Adaptive MIMO Transmission for Exploiting the

Capacity of Spatially Correlated Channels


Antonio Forenza, Matthew R. McKay, Ashish Pandharipande,  Robert W. Heath Jr, and Iain B. Collings



submitted to IEEE Trans. on Vehic. Tech., May 2005.


We consider a novel low-complexity adaptive multiple-input multiple-output (MIMO) transmission approach. The approach is based on switching between low-complexity schemes including statistical beamforming, double space-time transmit diversity, and spatial multiplexing, depending on the changing channel statistics, as a practical means of approaching the spatially-correlated MIMO channel capacity.
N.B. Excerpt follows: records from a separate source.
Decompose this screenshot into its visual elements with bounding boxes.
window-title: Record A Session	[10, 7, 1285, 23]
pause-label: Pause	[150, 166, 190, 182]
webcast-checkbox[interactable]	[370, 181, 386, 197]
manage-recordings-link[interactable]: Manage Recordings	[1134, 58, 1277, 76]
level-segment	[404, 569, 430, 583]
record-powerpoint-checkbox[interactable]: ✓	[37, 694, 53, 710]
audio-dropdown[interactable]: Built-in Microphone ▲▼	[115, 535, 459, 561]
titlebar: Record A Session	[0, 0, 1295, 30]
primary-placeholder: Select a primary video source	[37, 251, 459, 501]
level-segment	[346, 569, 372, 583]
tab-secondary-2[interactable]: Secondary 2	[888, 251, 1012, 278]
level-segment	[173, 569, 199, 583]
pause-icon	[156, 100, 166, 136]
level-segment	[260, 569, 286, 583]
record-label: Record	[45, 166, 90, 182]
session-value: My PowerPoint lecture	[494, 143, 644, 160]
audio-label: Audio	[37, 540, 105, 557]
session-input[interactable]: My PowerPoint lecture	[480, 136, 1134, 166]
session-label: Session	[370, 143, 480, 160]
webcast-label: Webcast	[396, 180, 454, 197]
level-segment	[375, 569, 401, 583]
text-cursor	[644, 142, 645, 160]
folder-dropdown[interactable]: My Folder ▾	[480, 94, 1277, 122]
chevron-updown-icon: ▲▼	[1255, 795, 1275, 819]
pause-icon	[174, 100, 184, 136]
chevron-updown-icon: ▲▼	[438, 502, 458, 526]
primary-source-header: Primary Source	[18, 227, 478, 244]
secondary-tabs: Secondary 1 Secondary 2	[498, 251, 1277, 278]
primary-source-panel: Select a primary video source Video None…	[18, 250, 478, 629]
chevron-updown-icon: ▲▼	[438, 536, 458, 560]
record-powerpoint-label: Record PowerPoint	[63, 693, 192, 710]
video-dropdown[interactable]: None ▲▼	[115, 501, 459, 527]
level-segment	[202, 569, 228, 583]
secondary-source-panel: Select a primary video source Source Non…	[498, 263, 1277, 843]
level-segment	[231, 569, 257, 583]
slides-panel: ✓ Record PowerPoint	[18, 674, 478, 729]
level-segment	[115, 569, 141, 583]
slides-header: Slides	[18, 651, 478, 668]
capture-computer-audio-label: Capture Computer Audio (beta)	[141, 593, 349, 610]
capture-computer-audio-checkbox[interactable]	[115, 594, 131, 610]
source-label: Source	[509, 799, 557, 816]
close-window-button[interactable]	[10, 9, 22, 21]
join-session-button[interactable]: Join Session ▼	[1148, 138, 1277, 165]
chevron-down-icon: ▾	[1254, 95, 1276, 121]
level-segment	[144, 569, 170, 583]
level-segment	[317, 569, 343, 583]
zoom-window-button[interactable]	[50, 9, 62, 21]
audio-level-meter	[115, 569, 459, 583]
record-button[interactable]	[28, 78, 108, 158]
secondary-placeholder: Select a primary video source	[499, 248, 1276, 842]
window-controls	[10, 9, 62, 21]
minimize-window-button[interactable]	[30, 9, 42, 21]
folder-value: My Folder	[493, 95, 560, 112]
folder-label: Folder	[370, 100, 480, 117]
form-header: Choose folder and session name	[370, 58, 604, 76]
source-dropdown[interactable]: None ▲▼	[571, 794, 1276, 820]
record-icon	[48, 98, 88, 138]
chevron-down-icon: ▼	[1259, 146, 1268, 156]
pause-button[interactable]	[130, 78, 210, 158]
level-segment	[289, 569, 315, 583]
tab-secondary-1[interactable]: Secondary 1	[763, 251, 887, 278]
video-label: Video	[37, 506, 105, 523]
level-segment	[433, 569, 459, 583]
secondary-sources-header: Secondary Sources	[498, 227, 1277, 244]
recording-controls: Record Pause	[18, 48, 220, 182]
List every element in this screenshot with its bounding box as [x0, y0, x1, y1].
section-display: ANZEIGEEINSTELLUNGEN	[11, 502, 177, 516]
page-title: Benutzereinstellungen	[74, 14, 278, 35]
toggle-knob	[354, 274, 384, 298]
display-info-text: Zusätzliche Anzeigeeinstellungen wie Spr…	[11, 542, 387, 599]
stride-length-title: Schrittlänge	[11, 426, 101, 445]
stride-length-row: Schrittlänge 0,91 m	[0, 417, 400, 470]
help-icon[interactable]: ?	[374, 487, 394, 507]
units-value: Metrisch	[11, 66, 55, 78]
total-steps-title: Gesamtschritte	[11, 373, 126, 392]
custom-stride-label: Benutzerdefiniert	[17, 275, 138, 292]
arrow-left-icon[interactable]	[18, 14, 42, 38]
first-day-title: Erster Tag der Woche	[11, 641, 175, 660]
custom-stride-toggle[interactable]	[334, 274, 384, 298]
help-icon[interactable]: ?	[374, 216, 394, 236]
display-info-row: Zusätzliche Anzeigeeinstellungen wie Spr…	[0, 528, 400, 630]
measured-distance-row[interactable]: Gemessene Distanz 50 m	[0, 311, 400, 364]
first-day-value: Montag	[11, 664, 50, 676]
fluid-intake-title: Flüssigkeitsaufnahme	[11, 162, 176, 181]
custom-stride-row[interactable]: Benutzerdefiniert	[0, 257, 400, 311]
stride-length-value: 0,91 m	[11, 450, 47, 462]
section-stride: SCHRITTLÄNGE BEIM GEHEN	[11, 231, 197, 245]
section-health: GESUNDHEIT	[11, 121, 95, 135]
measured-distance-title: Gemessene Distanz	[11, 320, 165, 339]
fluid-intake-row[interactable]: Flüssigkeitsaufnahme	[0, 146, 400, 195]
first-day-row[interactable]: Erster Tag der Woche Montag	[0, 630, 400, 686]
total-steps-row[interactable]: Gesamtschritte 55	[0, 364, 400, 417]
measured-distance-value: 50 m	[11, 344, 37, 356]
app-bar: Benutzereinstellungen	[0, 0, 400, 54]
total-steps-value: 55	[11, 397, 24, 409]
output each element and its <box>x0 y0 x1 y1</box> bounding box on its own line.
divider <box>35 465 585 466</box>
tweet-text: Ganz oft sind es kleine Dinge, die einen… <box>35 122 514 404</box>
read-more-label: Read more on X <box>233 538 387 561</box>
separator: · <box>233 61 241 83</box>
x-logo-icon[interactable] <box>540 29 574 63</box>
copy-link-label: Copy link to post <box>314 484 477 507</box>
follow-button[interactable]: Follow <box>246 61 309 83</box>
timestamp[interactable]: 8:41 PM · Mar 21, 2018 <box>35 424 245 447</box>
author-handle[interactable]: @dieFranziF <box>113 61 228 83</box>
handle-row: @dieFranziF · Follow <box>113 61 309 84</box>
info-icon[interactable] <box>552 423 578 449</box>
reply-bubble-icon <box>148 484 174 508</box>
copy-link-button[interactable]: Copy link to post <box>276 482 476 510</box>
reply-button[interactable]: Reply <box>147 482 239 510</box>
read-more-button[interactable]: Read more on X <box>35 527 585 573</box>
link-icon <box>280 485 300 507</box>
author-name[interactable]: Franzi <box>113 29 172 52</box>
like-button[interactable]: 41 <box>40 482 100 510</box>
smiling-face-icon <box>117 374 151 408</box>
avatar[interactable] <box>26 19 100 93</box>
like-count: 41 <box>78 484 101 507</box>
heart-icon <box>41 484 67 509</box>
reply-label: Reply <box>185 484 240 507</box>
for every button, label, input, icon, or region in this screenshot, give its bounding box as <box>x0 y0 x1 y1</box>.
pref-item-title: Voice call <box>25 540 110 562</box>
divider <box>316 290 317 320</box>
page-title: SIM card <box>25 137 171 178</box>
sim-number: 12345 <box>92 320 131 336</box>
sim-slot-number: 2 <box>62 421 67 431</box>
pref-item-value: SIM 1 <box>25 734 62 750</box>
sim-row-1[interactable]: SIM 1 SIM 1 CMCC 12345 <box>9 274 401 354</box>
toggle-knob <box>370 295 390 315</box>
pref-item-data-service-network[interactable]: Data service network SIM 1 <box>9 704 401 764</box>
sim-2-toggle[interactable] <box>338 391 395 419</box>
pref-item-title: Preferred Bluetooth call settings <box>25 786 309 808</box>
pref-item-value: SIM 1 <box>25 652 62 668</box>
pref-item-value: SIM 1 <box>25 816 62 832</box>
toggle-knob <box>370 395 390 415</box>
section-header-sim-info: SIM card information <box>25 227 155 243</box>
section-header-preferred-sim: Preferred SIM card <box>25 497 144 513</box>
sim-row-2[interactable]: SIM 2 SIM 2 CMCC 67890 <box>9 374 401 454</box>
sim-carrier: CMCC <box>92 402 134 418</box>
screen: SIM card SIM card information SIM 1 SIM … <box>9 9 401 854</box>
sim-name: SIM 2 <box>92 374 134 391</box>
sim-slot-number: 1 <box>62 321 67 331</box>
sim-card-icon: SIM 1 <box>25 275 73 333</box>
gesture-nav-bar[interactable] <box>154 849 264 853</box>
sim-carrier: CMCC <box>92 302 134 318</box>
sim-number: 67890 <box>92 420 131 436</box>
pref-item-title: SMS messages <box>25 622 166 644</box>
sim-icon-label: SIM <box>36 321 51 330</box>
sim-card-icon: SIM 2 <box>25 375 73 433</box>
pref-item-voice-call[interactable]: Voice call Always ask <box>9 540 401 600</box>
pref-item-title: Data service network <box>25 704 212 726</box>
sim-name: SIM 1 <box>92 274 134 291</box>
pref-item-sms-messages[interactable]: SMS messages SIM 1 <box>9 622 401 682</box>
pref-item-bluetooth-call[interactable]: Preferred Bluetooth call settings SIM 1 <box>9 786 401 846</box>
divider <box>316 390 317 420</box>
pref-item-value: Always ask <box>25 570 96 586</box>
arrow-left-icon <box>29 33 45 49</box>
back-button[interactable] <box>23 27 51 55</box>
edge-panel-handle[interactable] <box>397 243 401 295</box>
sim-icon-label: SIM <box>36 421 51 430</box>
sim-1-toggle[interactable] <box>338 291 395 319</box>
We first derive new ergodic capacity expressions for each MIMO transmission scheme in spatially-correlated channels. Based on these results, we demonstrate that adaptive switching between MIMO schemes yields significant capacity gains over fixed transmission schemes. We also derive accurate analytical approximations for the optimal signal-to-noise ratio (SNR) switching thresholds, which correspond to the crossing-points of the capacity curves. These thresholds are shown to vary depending on the spatial correlation, and are used to identify key switching parameters. Finally, we propose a practical switching algorithm that is shown to yield significant spectral efficiency improvements over non-adaptive schemes for typical channel scenarios.